特許戦略を成功させるためには、「よい発明」を生み出すことと、「よい明細書」を作成することとの両者が必要です。本日は、その点についてお話しします。

通常、特許を得てそれを活用するために、以下のプロセスをたどります。

(ア)発明(アイデア)誕生・発掘 → (イ)明細書等作成(書面化) → (ウ)特許出願 → (エ)中間処理(拒絶理由対応) → (オ)登録料納付 → (カ)特許取得 → (キ)権利の活用(自社製品保護、ライセンス)

一般に、上記(ア)は「発明者」(研究開発者、アイデア提供者、開発会議出席者、「必要は発明の母」の状況にある方など)によってなされ、上記(イ)は、弁理士によってなされます(もちろん、能力のある「発明者」は、上記(イ)のプロセスにも関与することができますし、能力のある弁理士は、上記(ア)のプロセスにも関与することができます)。

上記(ア)おける「よい発明」としては、時代を先取りしている発明(アイデア)、ちょっとしたことではあるが多くの人が使いたくなるアイデア、将来の世の中や我々の生活を変えることとなるような発明、地球環境問題や人類の課題を解決する発明、体の不自由な方の不自由を取り除く発明、事業を模倣から堅く守ってくれる発明、ライセンス料が多く稼げる発明など、様々なカテゴリーがあります。

よい発明が生まれたとしても、特許庁での発明の審査は、あくまでも上記(イ)のプロセスで書面化された、明細書等に基づいて行われます。また、特許権の内容や効力が及ぶ範囲も、書面化された明細書等に基づいて画定されます。

すなわち、上記(ア)のプロセスでいくらよい発明が誕生しても、上記(イ)のプロセスにおいて、「よい書面化」ができなければ、せっかく誕生した発明が台無しになってしまいます。

逆に、(イ)のプロセスにおいて付加価値のある「書面化」ができれば、誕生した発明はよい方向に育ってゆきます。

付加価値のある「書面化」とは、発明をその原理から捉えてそれを漏れなく記載すると共に、発明を異なる側面から見てそれを記載すること、発明や実施例の更なるブラッシュアップを行い、実施例・変形例を充実させてゆくなどの作業です。また、発明に比較的近い先行技術が見つかった場合には、発明と先行技術との差異が明確になるように、特許請求の範囲などを記載しなければなりません。

さらに、新たな先行技術が将来に見つかる可能性を考えて、特許請求の範囲を将来うまく補正・訂正するための事項を明細書には記載しておく必要があります。

このような作業により、権利行使・ライセンスに耐えうる明細書やクレーム(模倣を防ぐことができる「強い明細書」(よい明細書))が作成されます。また、このような作業から新たな発明が生まれ、上記(ア)にフィードバックされることもあります。
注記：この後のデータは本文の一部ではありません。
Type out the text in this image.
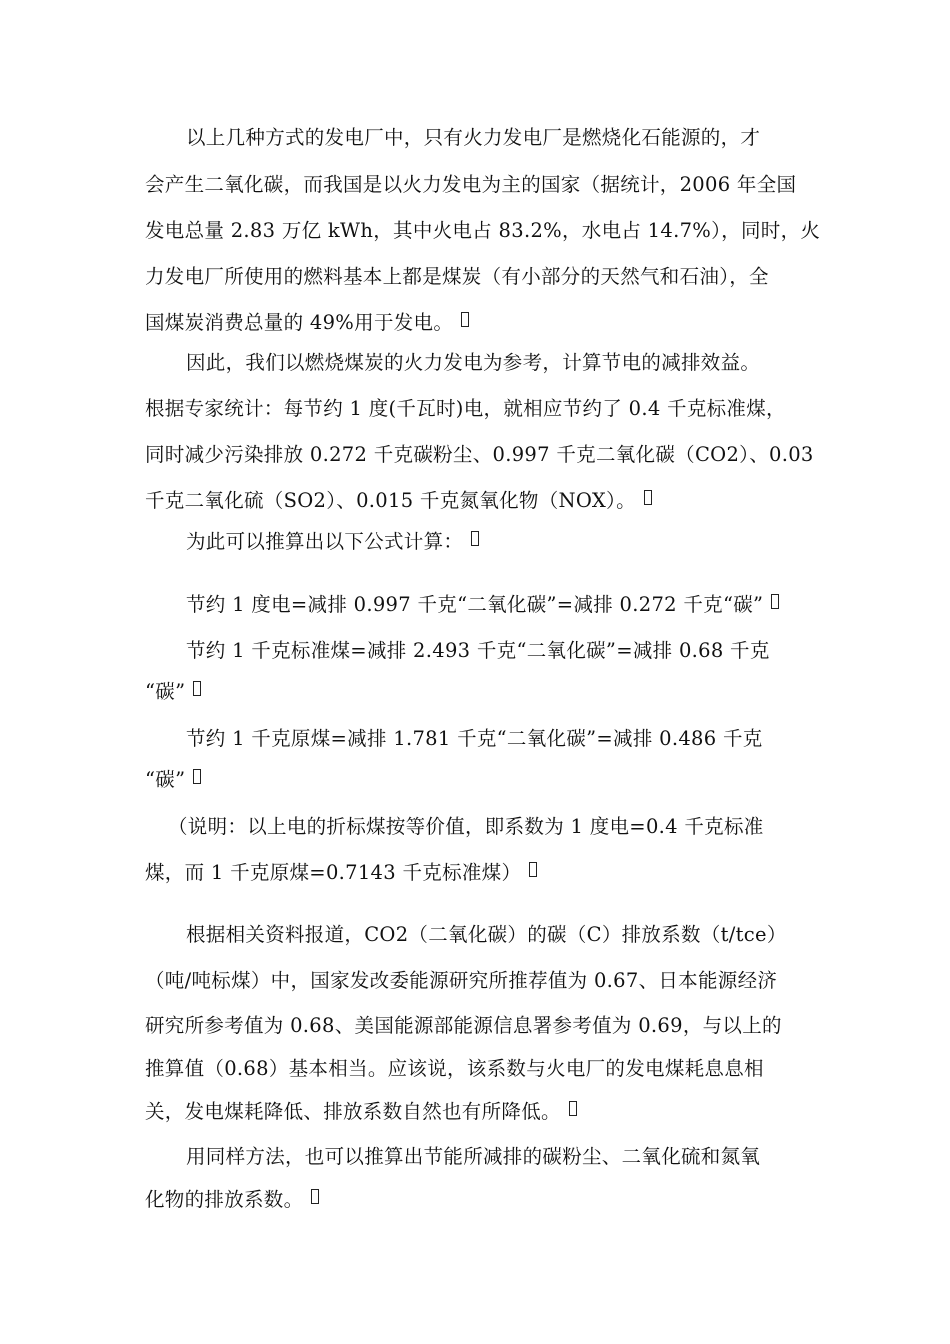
以上几种方式的发电厂中，只有火力发电厂是燃烧化石能源的，才
会产生二氧化碳，而我国是以火力发电为主的国家（据统计，2006 年全国
发电总量 2.83 万亿 kWh，其中火电占 83.2%，水电占 14.7%），同时，火
力发电厂所使用的燃料基本上都是煤炭（有小部分的天然气和石油），全
国煤炭消费总量的 49%用于发电。
因此，我们以燃烧煤炭的火力发电为参考，计算节电的减排效益。
根据专家统计：每节约 1 度(千瓦时)电，就相应节约了 0.4 千克标准煤，
同时减少污染排放 0.272 千克碳粉尘、0.997 千克二氧化碳（CO2）、0.03
千克二氧化硫（SO2）、0.015 千克氮氧化物（NOX）。
为此可以推算出以下公式计算：
节约 1 度电=减排 0.997 千克“二氧化碳”=减排 0.272 千克“碳”
节约 1 千克标准煤=减排 2.493 千克“二氧化碳”=减排 0.68 千克
“碳”
节约 1 千克原煤=减排 1.781 千克“二氧化碳”=减排 0.486 千克
“碳”
（说明：以上电的折标煤按等价值，即系数为 1 度电=0.4 千克标准
煤，而 1 千克原煤=0.7143 千克标准煤）
根据相关资料报道，CO2（二氧化碳）的碳（C）排放系数（t/tce）
（吨/吨标煤）中，国家发改委能源研究所推荐值为 0.67、日本能源经济
研究所参考值为 0.68、美国能源部能源信息署参考值为 0.69，与以上的
推算值（0.68）基本相当。应该说，该系数与火电厂的发电煤耗息息相
关，发电煤耗降低、排放系数自然也有所降低。
用同样方法，也可以推算出节能所减排的碳粉尘、二氧化硫和氮氧
化物的排放系数。
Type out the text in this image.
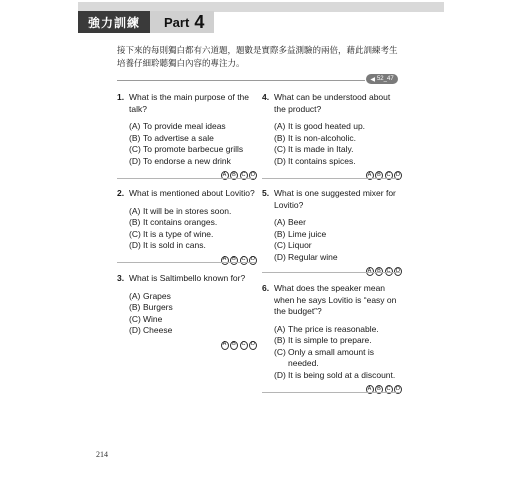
強力訓練	Part 4
接下來的每則獨白都有六道題，題數是實際多益測驗的兩倍，藉此訓練考生培養仔細聆聽獨白內容的專注力。
◀ 52_47
1. What is the main purpose of the talk?
(A) To provide meal ideas
(B) To advertise a sale
(C) To promote barbecue grills
(D) To endorse a new drink
A	B	C	D
2. What is mentioned about Lovitio?
(A) It will be in stores soon.
(B) It contains oranges.
(C) It is a type of wine.
(D) It is sold in cans.
A	B	C	D
3. What is Saltimbello known for?
(A) Grapes
(B) Burgers
(C) Wine
(D) Cheese
A	B	C	D
4. What can be understood about the product?
(A) It is good heated up.
(B) It is non-alcoholic.
(C) It is made in Italy.
(D) It contains spices.
A	B	C	D
5. What is one suggested mixer for Lovitio?
(A) Beer
(B) Lime juice
(C) Liquor
(D) Regular wine
A	B	C	D
6. What does the speaker mean when he says Lovitio is “easy on the budget”?
(A) The price is reasonable.
(B) It is simple to prepare.
(C) Only a small amount is needed.
(D) It is being sold at a discount.
A	B	C	D
214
「よい明細書」の作成は、それ自体が1つの技術であり、経験と知識(法律知識、裁判例の知識、科学技術などの理科系知識、審査基準の知識、中間処理、ライセンス交渉、訴訟などの実体験、文章の作成技術、本人の注意深さなど)が必要とされる作業です。また、明細書作成を行う者の能力差が、最終結果物に明確に現れる作業です。

特許は財産権であり、また、それは事業や会社を唯一無二のものとする上で極めて重要な財産です。「よい発明」の創設を狙い、また、その価値を高める「よい明細書」の作成を追求することで(「よい発明」と「よい明細書」の両者の観点を見据えて、価値ある特許出願を行うことで)、将来の事業の成功がサポートされてゆくものと思います。